Politicians are challenging figures to eulogize — they are people, and thus have family and others who react to their deaths as one would react to any other death. (When I say eulogize, I don’t mean the actual eulogy at the burial; I mean how they’re eulogized within public discourse). But in addition to their status as humans, politicians are also symbols: the cumulative sum of the actions as leaders. To remember them solely in terms of how they interacted with the powerful and the privileged, without consideration of how they ignored or elevated “the least of these,” to quote the Book of Matthew, who were most acutely affected by their decisions as a leader, strikes me as both ahistorical and incomplete.
Yes, that means that every politician’s remembrance is complicated and mixed. That means remembering that Bush signed the Americans with Disabilities Act and did little to stop the AIDS epidemic in America until it was associated with an “innocent” boy instead of gay men. Which is another way of saying that a leader should be remembered politically, but they should also be remembered culturally. And to acknowledge their cultural legacy isn’t to attack them. It is to do them justice.

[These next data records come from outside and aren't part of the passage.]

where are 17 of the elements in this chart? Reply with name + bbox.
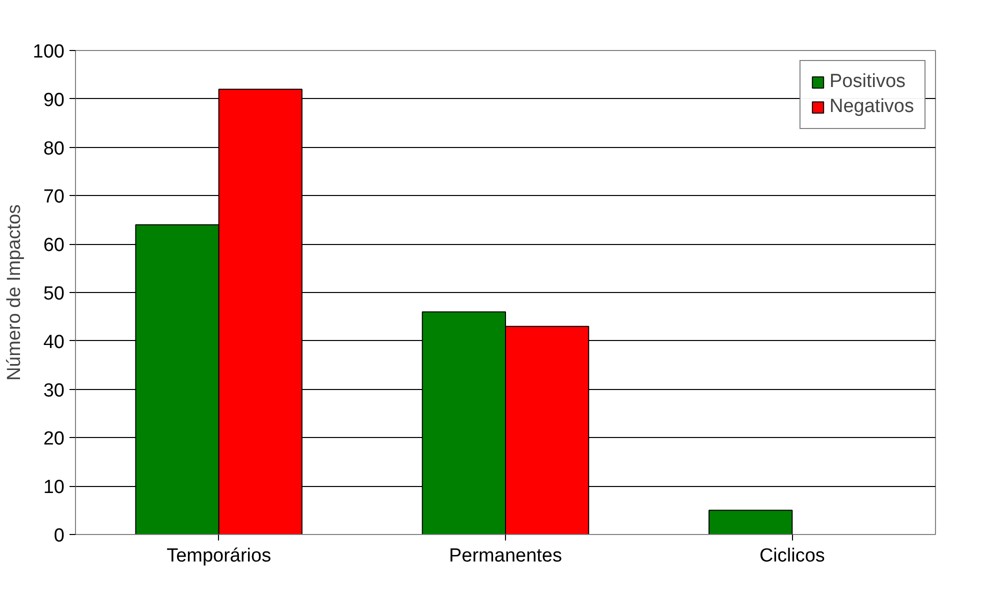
y-tick-label: 10 xyxy=(43,477,65,498)
x-tick-label: Ciclicos xyxy=(759,546,825,566)
y-tick-label: 40 xyxy=(43,332,65,353)
y-tick-label: 50 xyxy=(43,284,65,304)
y-tick-label: 70 xyxy=(43,186,65,208)
y-tick-label: 60 xyxy=(43,235,65,256)
y-tick-label: 20 xyxy=(43,428,65,450)
x-tick-label: Temporários xyxy=(166,546,272,566)
y-tick-label: 0 xyxy=(54,526,65,546)
y-axis-title: Número de Impactos xyxy=(4,204,25,381)
y-tick-label: 80 xyxy=(43,138,65,160)
x-tick-label: Permanentes xyxy=(448,546,562,566)
y-tick-label: 100 xyxy=(32,42,64,62)
legend-label: Negativos xyxy=(830,96,914,118)
legend-label: Positivos xyxy=(830,71,906,93)
y-tick-label: 90 xyxy=(43,90,65,111)
y-tick-label: 30 xyxy=(43,380,65,402)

“Using the occasion of a person’s death to attack them isn’t edge or cool, it’s childish and cowardly,” political journalist Olivia Nuzzi tweeted after John McCain’s death. “You’re not Christopher Hitchens, you’re an asshole.” The sentiment was retweeted more than 11,000 times. And while I agree that “attacking” isn’t necessarily the right angle, I also think that the word mischaracterizes most of what’s actually happening, either to McCain or Bush “Most figures do bad things and good things,” Texas journalist Chris Hooks responded yesterday, when the tweet began circulating again. “When saccharine hagiography is permitted but not its counterbalancing opposite, the cumulative effect is ‘lying.’”

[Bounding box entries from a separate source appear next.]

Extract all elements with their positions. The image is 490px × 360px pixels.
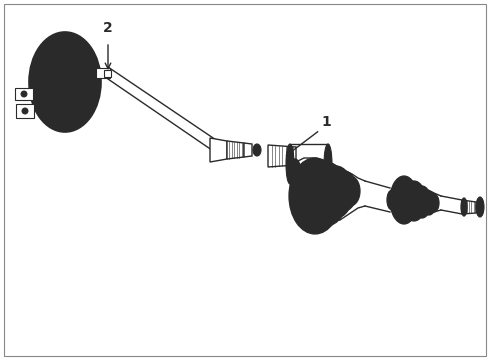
Ellipse shape	[29, 32, 101, 132]
Ellipse shape	[37, 42, 93, 122]
Ellipse shape	[304, 162, 348, 226]
Ellipse shape	[387, 190, 397, 210]
Bar	[96, 68, 110, 78]
Ellipse shape	[45, 52, 85, 112]
Polygon shape	[210, 138, 227, 162]
Ellipse shape	[476, 197, 484, 217]
Polygon shape	[290, 144, 328, 184]
Bar	[104, 70, 111, 77]
Polygon shape	[268, 145, 296, 167]
Text: 2: 2	[103, 21, 113, 35]
Ellipse shape	[289, 158, 341, 234]
Polygon shape	[244, 143, 252, 157]
Text: 1: 1	[321, 115, 331, 129]
Ellipse shape	[319, 166, 353, 218]
Ellipse shape	[402, 181, 426, 221]
Polygon shape	[227, 141, 244, 159]
Ellipse shape	[461, 198, 467, 216]
Polygon shape	[462, 200, 476, 214]
Ellipse shape	[55, 67, 75, 97]
Ellipse shape	[286, 144, 294, 184]
Ellipse shape	[289, 159, 301, 187]
Bar	[16, 104, 34, 118]
Ellipse shape	[422, 191, 436, 215]
Ellipse shape	[413, 186, 431, 218]
Ellipse shape	[331, 171, 357, 211]
Ellipse shape	[324, 144, 332, 184]
Ellipse shape	[22, 108, 28, 114]
Ellipse shape	[253, 144, 261, 156]
Bar	[15, 88, 33, 100]
Ellipse shape	[429, 194, 439, 212]
Ellipse shape	[340, 176, 360, 206]
Ellipse shape	[21, 91, 27, 97]
Ellipse shape	[390, 176, 418, 224]
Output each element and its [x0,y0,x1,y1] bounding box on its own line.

The problem with eulogies and remembrances is that they are history absent historical training. A historian recognizes how spectacularly easy it is to craft a narrative of a person or event or group vis-a-vis the present: the object of analysis becomes what society needs them to be, in order to fit a certain socio-psychological gap, not what they actually were. Historians are trained to resist that impulse — both in the way they perform research and they way they transmit that research to the public. Good historians are also keenly aware of the limitations of their vantage point: that the sphere of a presidential historian is separate from, but should, in this case, overlap, with that of a gay rights historian.
But pundits and journalists are rarely historians, even if they are versed in history. Remembering a leader is remembering how power was wielded — which means it’s ultimately also always a remembrance of how their power affected, ignored, or elevated the powerless.